Manager, Claims Operations & Payment Integrity

Martin's Point Health CarePortland, ME
8d

About The Position

Join Martin's Point Health Care - an innovative, not-for-profit health care organization offering care and coverage to the people of Maine and beyond. As a joined force of "people caring for people," Martin's Point employees are on a mission to transform our health care system while creating a healthier community. Martin's Point employees enjoy an organizational culture of trust and respect, where our values - taking care of ourselves and others, continuous learning, helping each other, and having fun - are brought to life every day. Join us and find out for yourself why Martin's Point has been certified as a "Great Place to Work" since 2015. Position Summary The Claims Operations and Payment Integrity Leader is responsible for managing day-to-day operations of Claims Operations and Payment Integrity teams. The leader will be responsible in ensuring claims are processed accurately, efficiently, and in compliance with all regulatory and Martin’s Point policies. The role will also focus on preventing overpayments, identifying incorrect claims, and leading payment integrity recovery efforts in timely manner, while improving system controls and implementing automation to improve claims processing efficiency. The leader will partner closely with internal teams and external Payment Integrity vendors to optimize claims and payment integrity outcomes, while expanding cost containment capabilities, pre and post pay.
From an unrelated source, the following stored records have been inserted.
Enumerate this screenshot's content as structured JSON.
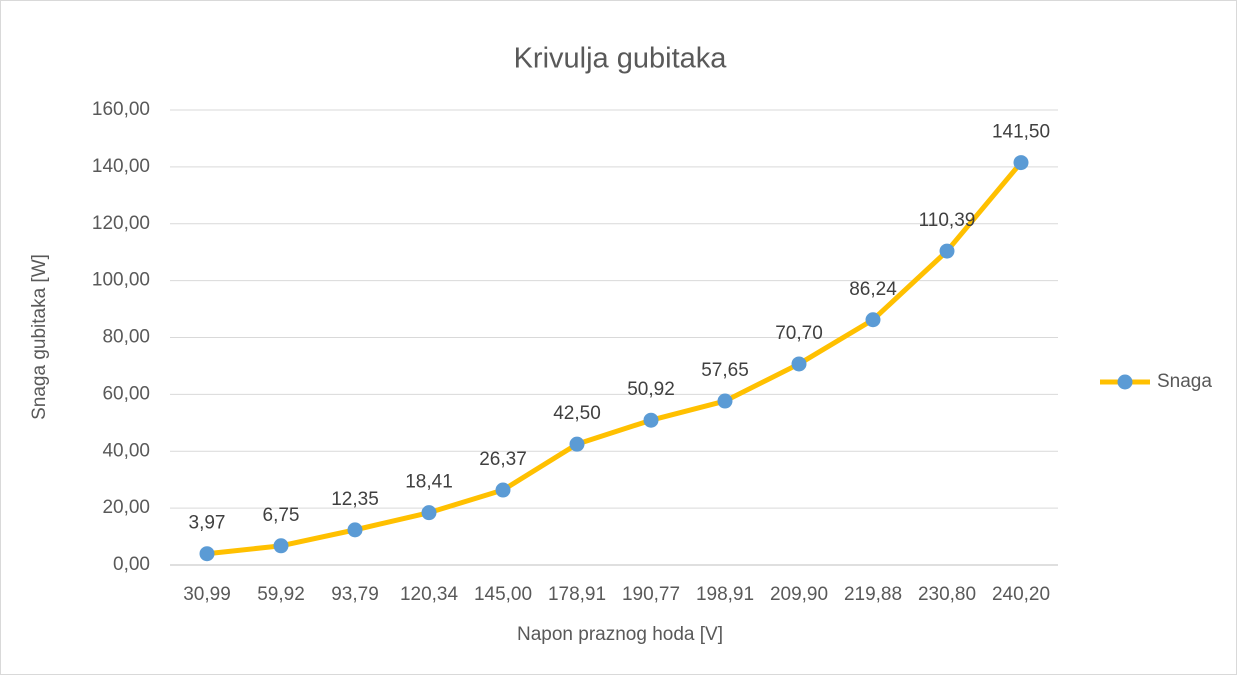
{
  "chart_data": {
    "type": "line",
    "title": "Krivulja gubitaka",
    "x_label": "Napon praznog hoda [V]",
    "y_label": "Snaga gubitaka [W]",
    "categories": [
      "30,99",
      "59,92",
      "93,79",
      "120,34",
      "145,00",
      "178,91",
      "190,77",
      "198,91",
      "209,90",
      "219,88",
      "230,80",
      "240,20"
    ],
    "series": [
      {
        "name": "Snaga",
        "color": "#FFC000",
        "marker_color": "#5B9BD5",
        "values": [
          3.97,
          6.75,
          12.35,
          18.41,
          26.37,
          42.5,
          50.92,
          57.65,
          70.7,
          86.24,
          110.39,
          141.5
        ],
        "value_labels": [
          "3,97",
          "6,75",
          "12,35",
          "18,41",
          "26,37",
          "42,50",
          "50,92",
          "57,65",
          "70,70",
          "86,24",
          "110,39",
          "141,50"
        ]
      }
    ],
    "ylim": [
      0,
      160
    ],
    "yticks": [
      {
        "value": 0,
        "label": "0,00"
      },
      {
        "value": 20,
        "label": "20,00"
      },
      {
        "value": 40,
        "label": "40,00"
      },
      {
        "value": 60,
        "label": "60,00"
      },
      {
        "value": 80,
        "label": "80,00"
      },
      {
        "value": 100,
        "label": "100,00"
      },
      {
        "value": 120,
        "label": "120,00"
      },
      {
        "value": 140,
        "label": "140,00"
      },
      {
        "value": 160,
        "label": "160,00"
      }
    ],
    "grid": true,
    "legend": "right"
  }
}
This position will provide effective leadership to Claims Supervisors and Payment Integrity analysts encompassing hiring, leadership, coaching, counseling, communicating, mentoring, training, and creating a positive and cooperative working environment.

Requirements

  • Bachelor’s degree In Finance, Business Administration, Healthcare Management or related field required.
  • 5 years management and/or leadership experience, with a focus on Payment Integrity, claims operations, healthcare auditing, or related roles.
  • Experience managing industry standard PI vendor partnerships and contract performance
  • Knowledge of claims policies and procedures, including industry standards from Medicaid, CMS, and CCI Edits
  • Understanding of or experience with fraud, waste, and abuse investigatory techniques and strategies
  • Solid understanding of standard claims processing systems, operations, and claims data analysis
  • Knowledge of HIPAA privacy regulation and rules necessary
  • Knowledge of CMS reimbursement methodology
  • Highly developed quantitative and qualitative analytical skills
  • Strong interpersonal skills, including professional communication, relationship building, and effective written and verbal communication
  • Proficiency with Microsoft Office Suite applications
  • Ability to articulate goals, plan and implement processes, and meet deadlines

Nice To Haves

  • Advanced skills in medical terminology, CPT/ICD-9/10 coding is preferred

Responsibilities

  • Ensures claims are adjudicated by maintaining high claims accuracy, ensuring regulatory compliance, and improving processing efficiency.
  • Oversees the end-to-end claims adjudication processes and ensure claims are processed within Medicare and Tricare regulatory timeliness.
  • Monitors claims volumes and productivity metrics and collaborate with Quality Assurance analysist to monitor claim processing accuracy through quality audits and ensure that Supervisors are implementing corrective actions for recurring claim errors and enforcing claims processing workflows/documented processes.
  • Handles complex or escalated claims issues and collaborate with internal departments for timely resolution.
  • Ensures and maintains compliance with Medicare, Tricare, and internal guidelines.
  • Develops and oversees the organization’s payment integrity program aligns with industry standards, best practices, PI vendors to augment internal expertise and activities.
  • Leads pre-payment and post-payment audits to identify overpayments, duplicate claims, and inappropriate billing and coding to ensure recovery efforts are processed timely and accurately.
  • Utilizes data analytics and reporting tools to identify trends, root causes, and process improvement opportunities related to claim inaccuracies.
  • Partners with Provider Relations, Finance, Compliance, and IT teams to improve claims processes, enhance automation, and ensure accuracy.
  • Manages relationships with external payment integrity vendors, including contract management, performance monitoring, and validation/reconciliation of results.
  • Ensures all payment integrity activities comply with Medicare and Tricare regulations, payer contracts, and internal policies.
  • Identifies and implements best practices and system enhancements that improve the efficiency, accuracy, and integrity of payment integrity operations.
  • Prepares and presents regular reports on all Payment Integrity initiatives/programs (internal and external) outcomes, savings, and performance metrics to senior leadership.
  • Establishes, monitors, and continuously improves processes and supporting policies and ensure PI team complies with all internal policies/procedures.